Kemudian Diajeng menoleh ke arah tamu yang duduk di sebelah kanan Diajeng, seorang bapak-bapak seumuran bapaknya dan juga seorang wanita yang juga berusia kosaran bapaknya. Namun, dari pandangan Diajeng, ada satu lagi orang yang duduk menunduk sambil memainkan ponselnya. Dia tampak masih muda, seorang laki-laki dengan postur yang tinggi berambut cepak rapi.
"Ini teman bapak, Nduk, pak Hanif, yang kemarin mengantar bapak pulang." kata pak Sabari memperkenalkan sahabatnya.
"Dan yang sebelahnya ini, bu Khadijah, adiknya pak Hanif. Serta yanh duduk di sana itu..." kata pak Sabari sambil menunjuk Laki-laki yang duduk menunduk, kini tampak mengangkat wajahnya.
"Pak Hisyam..." gumam Diajeng yang bisa terdengar oleh pak Sabari.
"Lah, kamu sudah mengenalnya, Nduk?" tanya pak Sabari terkejut, memandang putrinya dan putra Ijah bergantian.
Diajeng masih mematung memandang wajah tampan nan rupawan seorang Hisyam, bapak asesor muda yang cukup membuat Diajeng bisa sedikit move on dari sosok kepala sekolah yang menyebalkan.
Tak jauh berbeda juga dengan laki-laki yang duduk di ujung, Dia juga sempat terkejut saat melihat Diajeng masuk ke rumah itu. Tetapi sekejap saja, rasanya dia kurang berhasil mengendalikan jantungnya yang bekerja tidak beraturan. Hisyam berusaha menguasai dirinya, hingga kemudian dia tersenyum canggung menyapa Diajeng, seorang gadis yang telah berhasil membuat kerja jantungnya tak beraturan.
"I-iya pak. Beliau itu, asesor di sekolah Ajeng." jawab Diajeng gugup.
"Oh, kalian sudah saling kenal?

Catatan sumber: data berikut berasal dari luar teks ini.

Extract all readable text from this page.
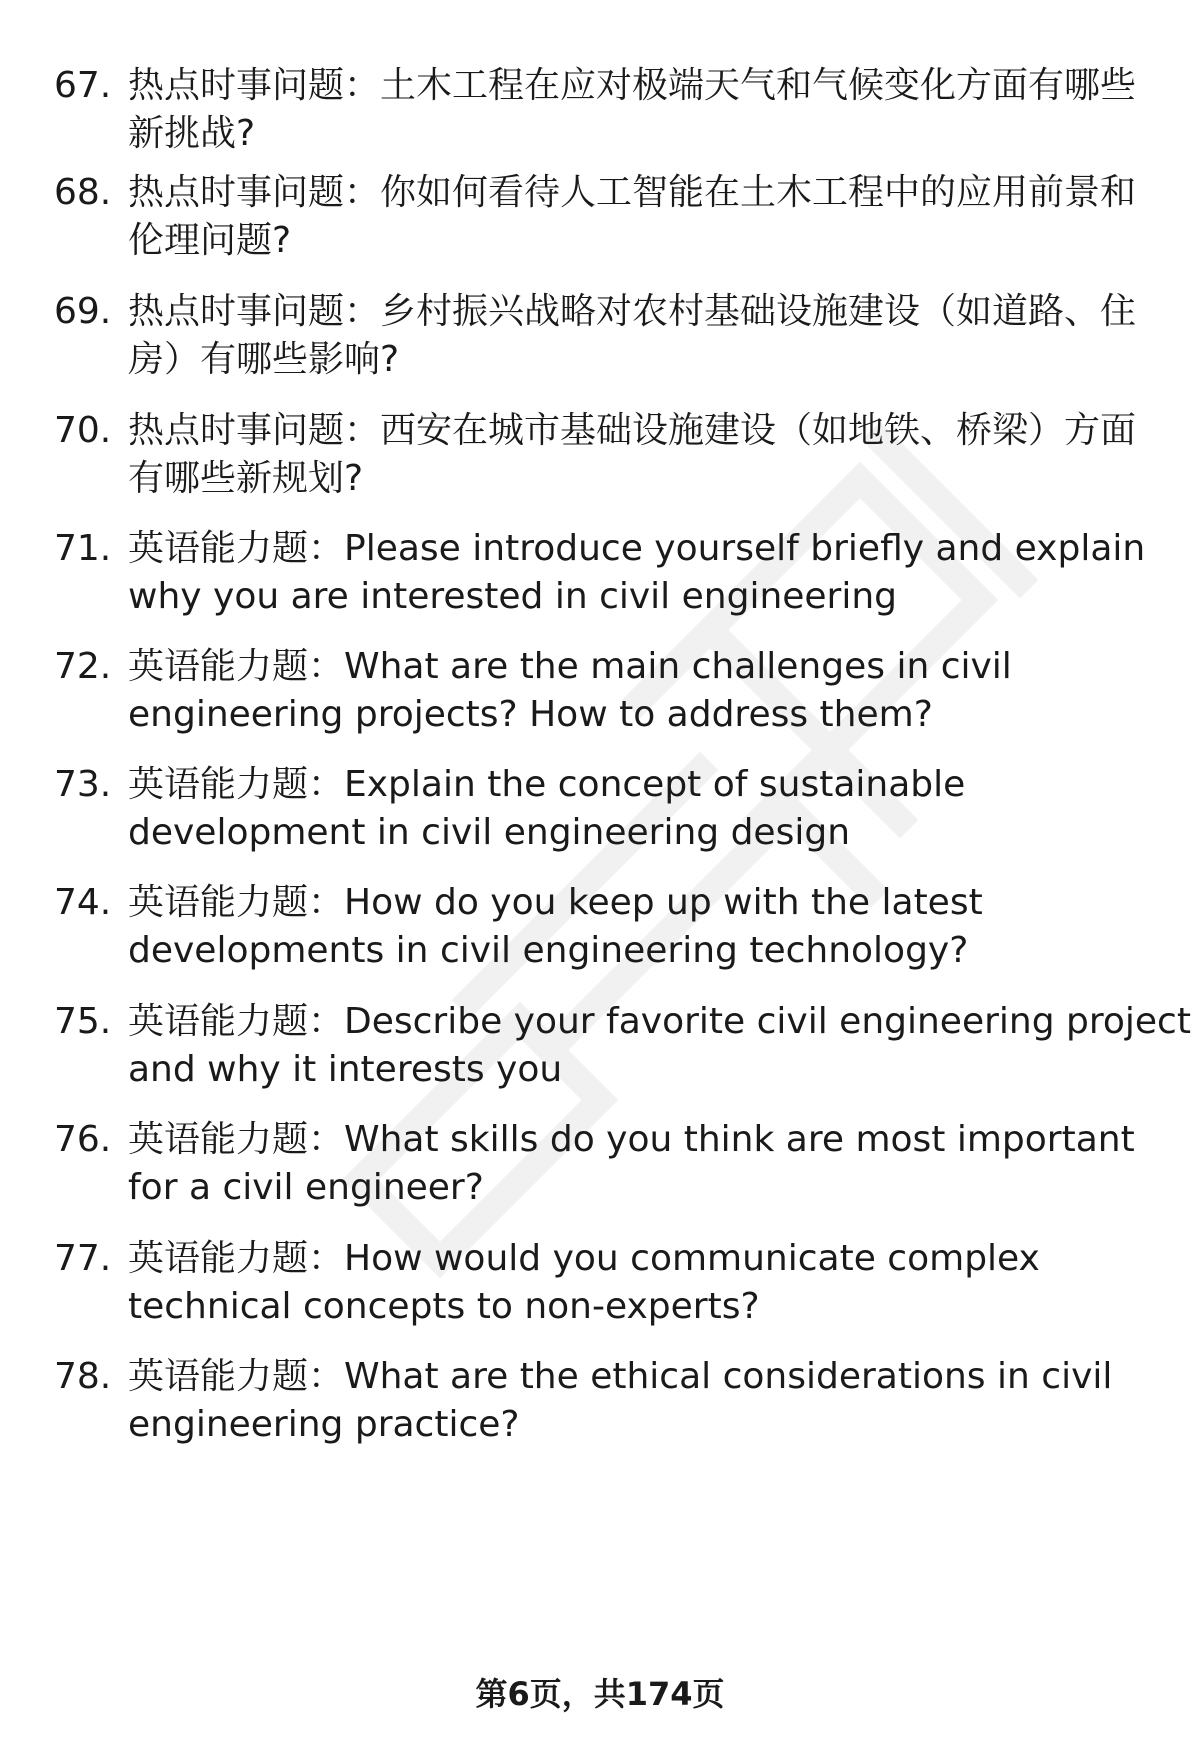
67. 热点时事问题：土木工程在应对极端天气和气候变化方面有哪些
新挑战?
68. 热点时事问题：你如何看待人工智能在土木工程中的应用前景和
伦理问题?
69. 热点时事问题：乡村振兴战略对农村基础设施建设（如道路、住
房）有哪些影响?
70. 热点时事问题：西安在城市基础设施建设（如地铁、桥梁）方面
有哪些新规划?
71. 英语能力题：Please introduce yourself briefly and explain
why you are interested in civil engineering
72. 英语能力题：What are the main challenges in civil
engineering projects? How to address them?
73. 英语能力题：Explain the concept of sustainable
development in civil engineering design
74. 英语能力题：How do you keep up with the latest
developments in civil engineering technology?
75. 英语能力题：Describe your favorite civil engineering project
and why it interests you
76. 英语能力题：What skills do you think are most important
for a civil engineer?
77. 英语能力题：How would you communicate complex
technical concepts to non-experts?
78. 英语能力题：What are the ethical considerations in civil
engineering practice?
第6页，共174页
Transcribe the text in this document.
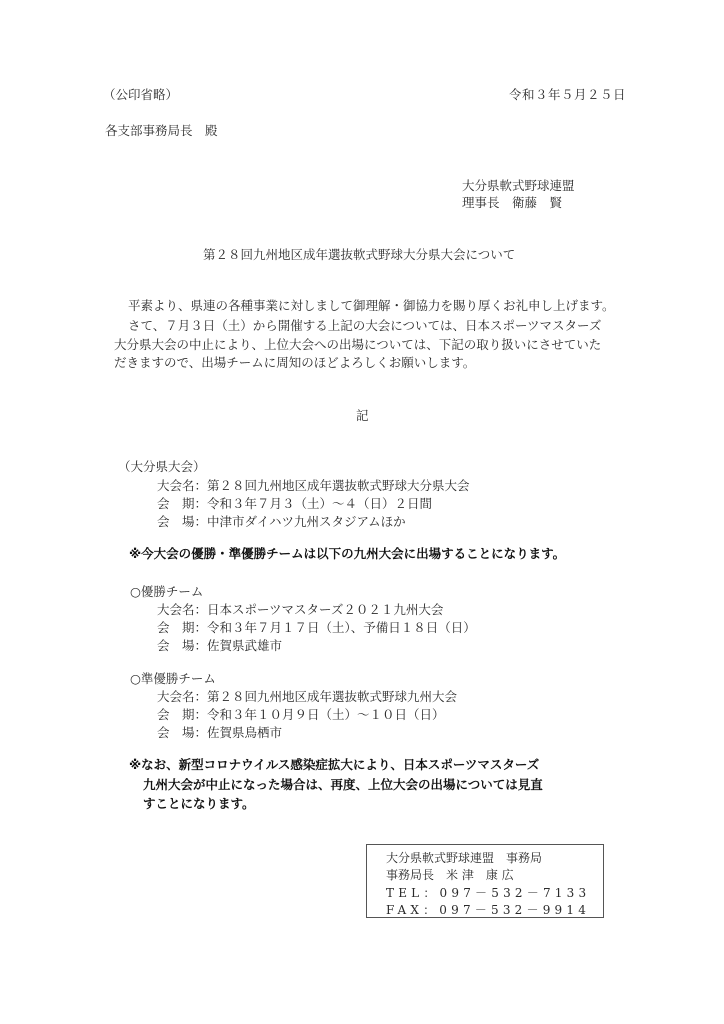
（公印省略）	令和３年５月２５日
各支部事務局長　殿
大分県軟式野球連盟
理事長　衛藤　賢
第２８回九州地区成年選抜軟式野球大分県大会について
平素より、県連の各種事業に対しまして御理解・御協力を賜り厚くお礼申し上げます。
さて、７月３日（土）から開催する上記の大会については、日本スポーツマスターズ
大分県大会の中止により、上位大会への出場については、下記の取り扱いにさせていた
だきますので、出場チームに周知のほどよろしくお願いします。
記
（大分県大会）
大会名：第２８回九州地区成年選抜軟式野球大分県大会
会　期：令和３年７月３（土）～４（日）２日間
会　場：中津市ダイハツ九州スタジアムほか
※今大会の優勝・準優勝チームは以下の九州大会に出場することになります。
○優勝チーム
大会名：日本スポーツマスターズ２０２１九州大会
会　期：令和３年７月１７日（土）、予備日１８日（日）
会　場：佐賀県武雄市
○準優勝チーム
大会名：第２８回九州地区成年選抜軟式野球九州大会
会　期：令和３年１０月９日（土）～１０日（日）
会　場：佐賀県鳥栖市
※なお、新型コロナウイルス感染症拡大により、日本スポーツマスターズ
九州大会が中止になった場合は、再度、上位大会の出場については見直
すことになります。
大分県軟式野球連盟　事務局
事務局長　米 津　康 広
TEL：097－532－7133
FAX：097－532－9914
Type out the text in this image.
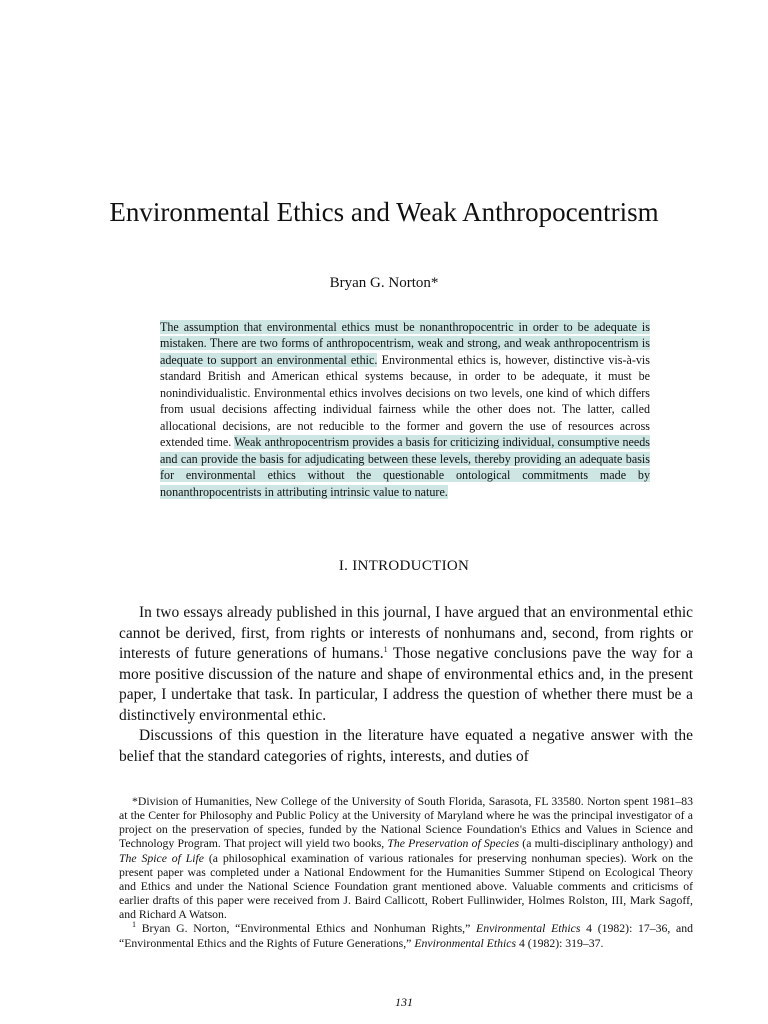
Environmental Ethics and Weak Anthropocentrism
Bryan G. Norton*

The assumption that environmental ethics must be nonanthropocentric in order to be adequate is mistaken. There are two forms of anthropocentrism, weak and strong, and weak anthropocentrism is adequate to support an environmental ethic. Environmental ethics is, however, distinctive vis-à-vis standard British and American ethical systems because, in order to be adequate, it must be nonindividualistic. Environmental ethics involves decisions on two levels, one kind of which differs from usual decisions affecting individual fairness while the other does not. The latter, called allocational decisions, are not reducible to the former and govern the use of resources across extended time. Weak anthropocentrism provides a basis for criticizing individual, consumptive needs and can provide the basis for adjudicating between these levels, thereby providing an adequate basis for environmental ethics without the questionable ontological commitments made by nonanthropocentrists in attributing intrinsic value to nature.

I. INTRODUCTION

In two essays already published in this journal, I have argued that an environmental ethic cannot be derived, first, from rights or interests of nonhumans and, second, from rights or interests of future generations of humans.$^1$ Those negative conclusions pave the way for a more positive discussion of the nature and shape of environmental ethics and, in the present paper, I undertake that task. In particular, I address the question of whether there must be a distinctively environmental ethic.

Discussions of this question in the literature have equated a negative answer with the belief that the standard categories of rights, interests, and duties of

*Division of Humanities, New College of the University of South Florida, Sarasota, FL 33580. Norton spent 1981–83 at the Center for Philosophy and Public Policy at the University of Maryland where he was the principal investigator of a project on the preservation of species, funded by the National Science Foundation's Ethics and Values in Science and Technology Program. That project will yield two books, The Preservation of Species (a multi-disciplinary anthology) and The Spice of Life (a philosophical examination of various rationales for preserving nonhuman species). Work on the present paper was completed under a National Endowment for the Humanities Summer Stipend on Ecological Theory and Ethics and under the National Science Foundation grant mentioned above. Valuable comments and criticisms of earlier drafts of this paper were received from J. Baird Callicott, Robert Fullinwider, Holmes Rolston, III, Mark Sagoff, and Richard A Watson.

$^1$ Bryan G. Norton, “Environmental Ethics and Nonhuman Rights,” Environmental Ethics 4 (1982): 17–36, and “Environmental Ethics and the Rights of Future Generations,” Environmental Ethics 4 (1982): 319–37.

131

Bagus lah kalau begitu." jawan pak Sabari.
"Ya sudah kamu mandi dan bersih-bersih dulu gih, nanti biar enak ngobrolnya " titah pak Sabari.
Sambil membungkukkan sedikit tubuhnya, Dianeng masuk ke dalam ruang keluarga, lalu melanjutkan ke kamarnya sendiri.
Sampai di kamar, Diajeng menghirup udara dalam-dalam di sebalik pintu kamarnya. Diajeng tersenyum sambil jingkrak jingkrak seperti anak kecil mendapat hadiah boneka dari ayahnya.